Hope this helps with both some general background as you get up to speed on cDot and some specifics in response to your topic points.
I think he also meant that LS mirrors provide high availability of the NFS SVM root namespace, and not just for load distribution, but I might have misinterpreted.
With NFS, if I remember correctly, if the SVM root junction becomes inaccessible at any time (ie: if the SVM rootvol goes down), access to all other NFS junctions in that SVM are lost until access to the SVM rootvol is restored. DP aggregates with LS mirrors prevents this from becoming an issue.
Here's an example of configuration cmds you'd need to do to put this in place:
@bobshouseofcards - You state: "...read level accesses are automatically redirected to the mirror on the node where the request came in."
If a request for read-level access comes in on the same node, shouldn't it come directly in instead of using an LS Mirror? Please explain why LS Mirror on the same nodes does or doesn't create double-work.
"Yes - you should also create a mirror on the same node where the original exists, otherwise all access will get redirected to a non-local mirror, which defeats the purpose."
The answer is pretty basic.
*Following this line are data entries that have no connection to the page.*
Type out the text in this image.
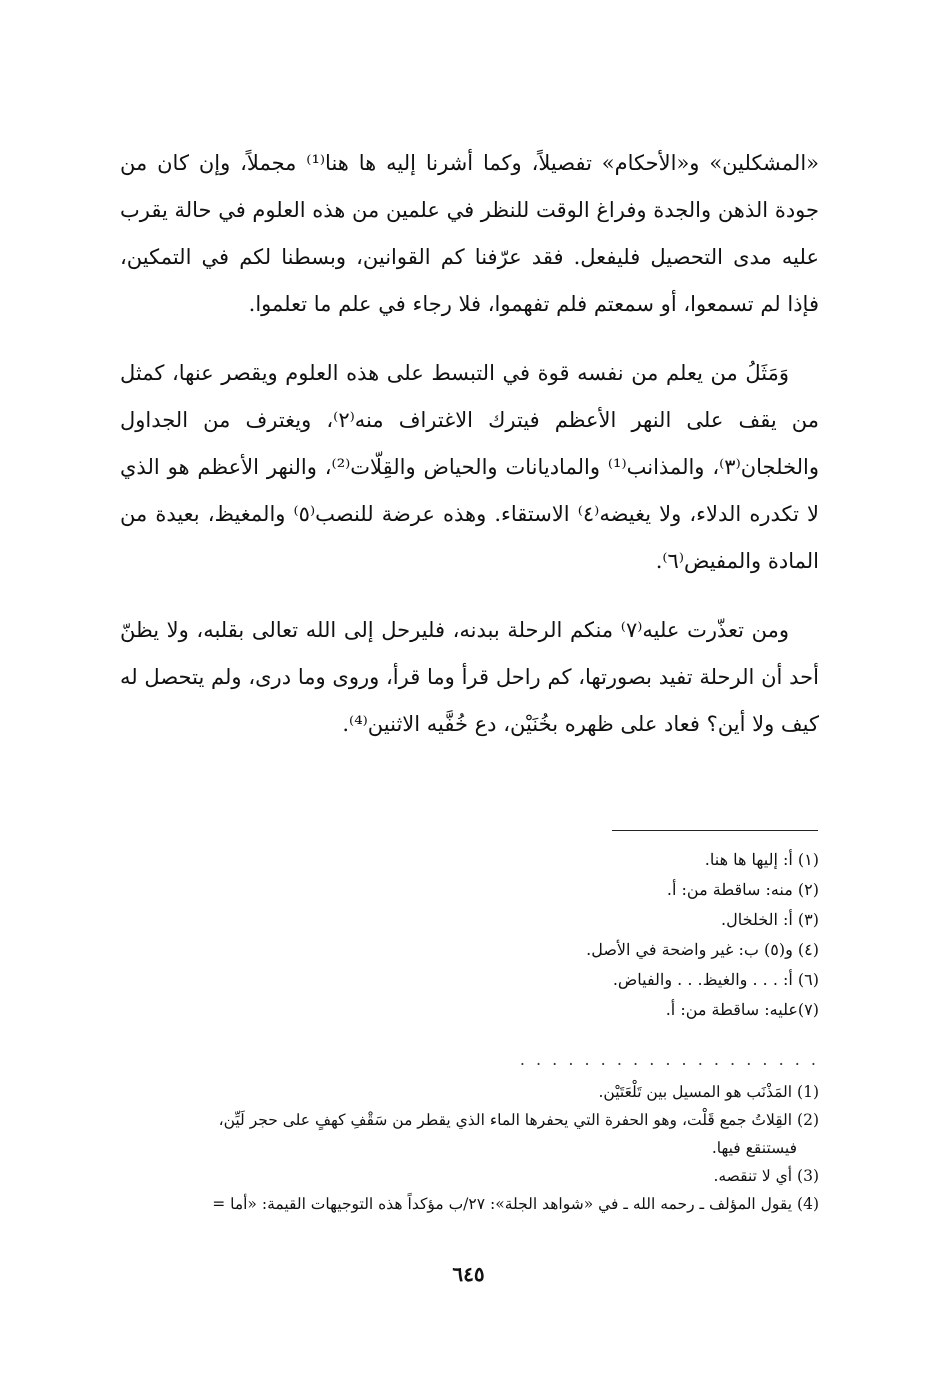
«المشكلين» و«الأحكام» تفصيلاً، وكما أشرنا إليه ها هنا⁽¹⁾ مجملاً، وإن كان من جودة الذهن والجدة وفراغ الوقت للنظر في علمين من هذه العلوم في حالة يقرب عليه مدى التحصيل فليفعل. فقد عرّفنا كم القوانين، وبسطنا لكم في التمكين، فإذا لم تسمعوا، أو سمعتم فلم تفهموا، فلا رجاء في علم ما تعلموا.

وَمَثَلُ من يعلم من نفسه قوة في التبسط على هذه العلوم ويقصر عنها، كمثل من يقف على النهر الأعظم فيترك الاغتراف منه⁽٢⁾، ويغترف من الجداول والخلجان⁽٣⁾، والمذانب⁽¹⁾ والماديانات والحياض والقِلّات⁽²⁾، والنهر الأعظم هو الذي لا تكدره الدلاء، ولا يغيضه⁽٤⁾ الاستقاء. وهذه عرضة للنصب⁽٥⁾ والمغيظ، بعيدة من المادة والمفيض⁽٦⁾.

ومن تعذّرت عليه⁽٧⁾ منكم الرحلة ببدنه، فليرحل إلى الله تعالى بقلبه، ولا يظنّ أحد أن الرحلة تفيد بصورتها، كم راحل قرأ وما قرأ، وروى وما درى، ولم يتحصل له كيف ولا أين؟ فعاد على ظهره بخُنَيْن، دع خُفَّيه الاثنين⁽⁴⁾.

(١) أ: إليها ها هنا.

(٢) منه: ساقطة من: أ.

(٣) أ: الخلخال.

(٤) و(٥) ب: غير واضحة في الأصل.

(٦) أ: . . . والغيظ. . . والفياض.

(٧)عليه: ساقطة من: أ.

. . . . . . . . . . . . . . . . . . .

(1) المَذْنَب هو المسيل بين تَلْعَتَيْن.

(2) القِلاتُ جمع قَلْت، وهو الحفرة التي يحفرها الماء الذي يقطر من سَقْفِ كهفٍ على حجر لَيِّن،

فيستنقع فيها.

(3) أي لا تنقصه.

(4) يقول المؤلف ـ رحمه الله ـ في «شواهد الجلة»: ٢٧/ب مؤكداً هذه التوجيهات القيمة: «أما =

٦٤٥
If you are using Load Sharing mirrors, then when access to the root volume of an SVM is needed, the Load Sharing mirrors trump the actual root volume. It's either all or none. So if load sharing mirrors are in use, and an access comes in that reads from the root volume in some fashion, that access has to come from a load sharing mirror copy of the root volume. That way all accesses are consistent from an ONTAP point of view.
The explanation goes to what LSMs are actually are and how they are implemented. At the heart of it, an LSM copy is nothing more than a SnapMirror destination. Recall that a SnapMirror destination, while the relationship is active, can be accessed in a read only fashion. So that's what LSMs are - read only copies.
Now add in the concept that the LSM must be in sync with both the root volume and each other to be functional and consistent across all nodes. Thus, if direct access were allowed to the real SVM root volume, that might now be out of sync with all the LSM copies, necessitating a SnapMirror update on the LSMs to bring them all back into sync. That's why if LSMs are present, direct access is read only through the LSM copies to ensure there is a consistent presentation from all the copies, even on the node where the real SVM root resides.
You can access the real root SVM volume for write access if needed through an alternate mount point. For NFS, the "/.admin" path is the "real" root volume. For CIFS, you can create a separate share that references the "/.admin" path on the SVM.
You should not do this unless you need to make changes to the SVM root (a new folder, a permission change to the root volume, etc.), and then of course immediately update the LSM copies to be sure everyone sees the same change. In 8.3.2P9 and later (not sure when in the ONTAP 9.x line) there is a feature change available. When the SVM root volume has LSMs and the SVM root volume is changed, a SnapMirror update is now automatically triggered from the cluster rather than having to do it manually or by schedule. The automatic update relieves overhead of having to regularly run updates on a schedule or manually in workflows.
Like every feature LSMs are a feature that should be used at the appropriate time for the right purpose, rather than "always" for every CIFS/NFS configuration. For clusters with significant CIFS/NFS workloads and many files, they can improve performance. LSMs serve no purpose and should not be used for SVMs that exclusively serve block level data.